For over 20 years, enterprise, systems, and software architecture each have been making significant contributions to the development of complex systems that enrich our lives every day. These three disciplines share a similar mission, as evidenced by their common adoption of the architecture definition in IEC 42010 (2007, pg. 10), “the fundamental organization of a system embodied in its components, their relationships to each other, and to the environment, and the principles guiding its design and evolution.”

While these disciplines share a common mission, their focus and practice differ in important ways. Maier (2009, pg. 425) defines a system as “a collection of things or elements that, working together, produce a result not achievable by the elements alone.”

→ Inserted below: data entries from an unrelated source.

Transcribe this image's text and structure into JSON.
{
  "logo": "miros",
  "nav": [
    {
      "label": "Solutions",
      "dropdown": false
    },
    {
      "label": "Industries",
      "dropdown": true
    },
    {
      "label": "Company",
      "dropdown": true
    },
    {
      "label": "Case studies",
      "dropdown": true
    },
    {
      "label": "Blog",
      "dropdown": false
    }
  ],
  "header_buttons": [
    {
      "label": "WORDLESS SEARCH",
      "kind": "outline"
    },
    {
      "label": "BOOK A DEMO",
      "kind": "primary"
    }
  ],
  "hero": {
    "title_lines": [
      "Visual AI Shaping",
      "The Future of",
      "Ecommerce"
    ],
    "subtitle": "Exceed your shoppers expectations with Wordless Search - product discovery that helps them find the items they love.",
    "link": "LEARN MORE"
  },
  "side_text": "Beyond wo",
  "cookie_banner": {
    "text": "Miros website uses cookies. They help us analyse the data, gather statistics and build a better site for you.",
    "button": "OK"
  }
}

These definitions of system and architecture lead to a broad view of systems architecture, as shown in Figure 1.

Figure 1.

Enterprise, systems, and software architecture domains

With its focus on managing business information and enabling business processes, enterprise architecture is a specialization of systems architecture according to problem focus. By contrast, with its focus on manipulating computational abstractions which represent real world entities, software architecture is a specialization of system architecture on a different axis: solution mechanism.

Software, systems and enterprise architecture intersect in the region where computational abstractions manage the storage and flow of business information and model the behavior of business processes and workflows. Realtime control systems, such as medical devices, automotive and avionics are areas where software and systems architecture overlap, with a somewhat lesser concern for enterprise architecture. However, all one need do is step outside the boundary of a medical device and strong evidence of electronic medical records and hospital information systems (enterprise architecture) will be present. Virtually the same statement can be made for any other realtime control system.